O álbum tem uma edição primorosa, que inclui um texto de Cristina Wissenbach, professora de História da África na Universidade de São Paulo, que explica a importância de Teodora para entendermos a vida das pessoas escravizadas em meados do século 19, além de todas as sete cartas escritas por ela e Claro, publicadas pela primeira vez em conjunto.

Entre os personagens que fazem aparição estão personalidades relevantes da época, como os intelectuais negros e abolicionistas Ferreira Menezes e Luiz Gama. “Todas essas pessoas estão juntas ali em São Paulo, em 1860. E nessa narrativa eu tentei, de certo modo, conectar isso”, diz D’Salete. 
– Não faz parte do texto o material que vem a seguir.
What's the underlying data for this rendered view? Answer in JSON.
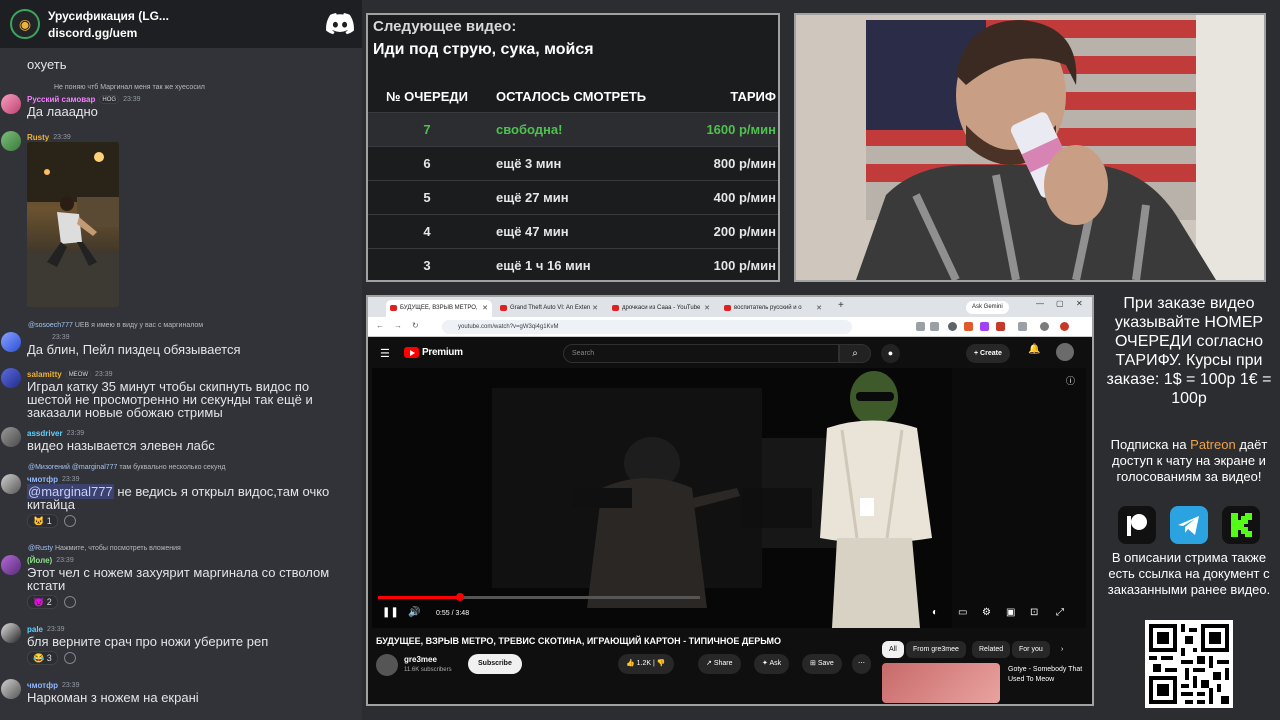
{
  "discord": {
    "server_name": "Урусификация (LG...",
    "server_link": "discord.gg/uem",
    "messages": [
      {
        "text": "охуеть"
      },
      {
        "reply": "Не поняю чтб Маргинал меня так же хуесосил",
        "user": "Русский самовар",
        "badge": "HOG",
        "time": "23:39",
        "text": "Да лааадно"
      },
      {
        "user": "Rusty",
        "time": "23:39"
      },
      {
        "reply_user": "@sosoech777",
        "reply_badge": "UEB",
        "reply": "я имею в виду у вас с маргиналом",
        "time": "23:39",
        "text": "Да блин, Пейл пиздец обязывается"
      },
      {
        "user": "salamitty",
        "badge": "MEOW",
        "time": "23:39",
        "text": "Играл катку 35 минут чтобы скипнуть видос по шестой не просмотренно ни секунды так ещё и заказали новые обожаю стримы"
      },
      {
        "user": "assdriver",
        "time": "23:39",
        "text": "видео называется элевен лабс"
      },
      {
        "reply_user": "@Мизогений",
        "reply_mention": "@marginal777",
        "reply": "там буквально несколько секунд",
        "user": "чмотфр",
        "time": "23:39",
        "mention": "@marginal777",
        "text": " не ведись я открыл видос,там очко китайца",
        "react_count": "1"
      },
      {
        "reply_user": "@Rusty",
        "reply": "Нажмите, чтобы посмотреть вложения",
        "user": "(Йоле)",
        "time": "23:39",
        "text": "Этот чел с ножем захуярит маргинала со стволом кстати",
        "react_count": "2"
      },
      {
        "user": "pale",
        "time": "23:39",
        "text": "бля верните срач про ножи уберите реп",
        "react_count": "3"
      },
      {
        "user": "чмотфр",
        "time": "23:39",
        "text": "Наркоман з ножем на екрані"
      }
    ]
  },
  "queue": {
    "caption": "Следующее видео:",
    "title": "Иди под струю, сука, мойся",
    "headers": [
      "№ ОЧЕРЕДИ",
      "ОСТАЛОСЬ СМОТРЕТЬ",
      "ТАРИФ"
    ],
    "rows": [
      {
        "num": "7",
        "left": "свободна!",
        "rate": "1600 р/мин"
      },
      {
        "num": "6",
        "left": "ещё 3 мин",
        "rate": "800 р/мин"
      },
      {
        "num": "5",
        "left": "ещё 27 мин",
        "rate": "400 р/мин"
      },
      {
        "num": "4",
        "left": "ещё 47 мин",
        "rate": "200 р/мин"
      },
      {
        "num": "3",
        "left": "ещё 1 ч 16 мин",
        "rate": "100 р/мин"
      }
    ]
  },
  "browser": {
    "tabs": [
      "БУДУЩЕЕ, ВЗРЫВ МЕТРО,",
      "Grand Theft Auto VI: An Exten",
      "дрочкаси из Сааа - YouTube",
      "воспитатель русский и о"
    ],
    "ask_gemini": "Ask Gemini",
    "url": "youtube.com/watch?v=gW3qi4g1KvM",
    "yt_brand": "Premium",
    "search_placeholder": "Search",
    "create_label": "Create",
    "time_display": "0:55 / 3:48",
    "progress": 0.255,
    "video_title": "БУДУЩЕЕ, ВЗРЫВ МЕТРО, ТРЕВИС СКОТИНА, ИГРАЮЩИЙ КАРТОН - ТИПИЧНОЕ ДЕРЬМО",
    "channel_name": "gre3mee",
    "channel_subs": "11.6K subscribers",
    "subscribe_label": "Subscribe",
    "likes": "1.2K",
    "share_label": "Share",
    "ask_label": "Ask",
    "save_label": "Save",
    "chips": [
      "All",
      "From gre3mee",
      "Related",
      "For you"
    ],
    "rec_title": "Gotye - Somebody That Used To Meow"
  },
  "info": {
    "main": "При заказе видео указывайте НОМЕР ОЧЕРЕДИ согласно ТАРИФУ. Курсы при заказе: 1$ = 100р 1€ = 100р",
    "sub_pre": "Подписка на ",
    "sub_brand": "Patreon",
    "sub_post": " даёт доступ к чату на экране и голосованиям за видео!",
    "desc": "В описании стрима также есть ссылка на документ с заказанными ранее видео."
  },
  "colors": {
    "queue_free": "#4fc14f",
    "patreon": "#f0a34a",
    "telegram": "#2aa3e0",
    "kick": "#53fc18",
    "yt_red": "#ff0000"
  }
}
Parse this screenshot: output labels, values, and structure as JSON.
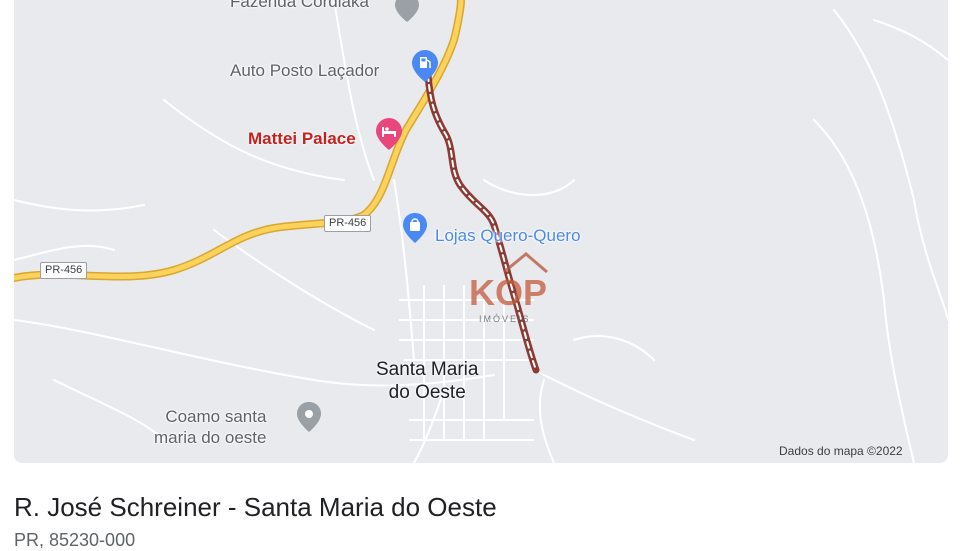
{
  "map": {
    "places": {
      "fazenda": "Fazenda Cordiaka",
      "posto": "Auto Posto Laçador",
      "hotel": "Mattei Palace",
      "lojas": "Lojas Quero-Quero",
      "coamo_line1": "Coamo santa",
      "coamo_line2": "maria do oeste",
      "town_line1": "Santa Maria",
      "town_line2": "do Oeste"
    },
    "road_shields": [
      "PR-456",
      "PR-456"
    ],
    "attribution": "Dados do mapa ©2022",
    "watermark": {
      "letters": "KOP",
      "sub": "IMÓVEIS"
    },
    "icons": [
      "place-pin-icon",
      "fuel-station-icon",
      "hotel-bed-icon",
      "shopping-bag-icon"
    ],
    "colors": {
      "background": "#e8eaed",
      "highway": "#f6c544",
      "route": "#a8453e",
      "hotel": "#e8467c",
      "poi": "#4a89f3",
      "generic_pin": "#9aa0a6"
    }
  },
  "listing": {
    "address": "R. José Schreiner - Santa Maria do Oeste",
    "postal": "PR, 85230-000"
  }
}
Outras HQs do autror, traduzidas e publicadas na França pela mesma editora, também são relatos baseados em fatos históricos: Cumbe, que conta, através de diversas histórias, protagonizadas por pessoas escravizadas, a resistência contra a escravidão no Brasil colonial. Já Angola Janga – Uma história de Palmares, que venceu o prêmio Jabuti de HQ em 2018, conta a história do maior quilombo brasileiro.

"Artista que flerta coma a história”

“Eu costumo dizer que sou um artista que flerta coma a história”, diz D’Salete formado em artes plásticas e mestre em história da arte pela USP.

“Eu fui percebendo que boa parte dessas histórias, dos arquivos, não estavam em narrativas e muito menos em narrativas das histórias em quadrinhos. Então, de certo modo, aquilo que eu lia nesses trabalhos de vários outros historiadores como o Flávio Gomes, a Cristina Wissenbach, entre muitos outros, me interessava tanto que eu ficava pensando, como que seria transformar aquilo ali numa história em quadrinhos? E essa foi, vamos dizer assim, a minha tentativa nesses anos todos”, resume.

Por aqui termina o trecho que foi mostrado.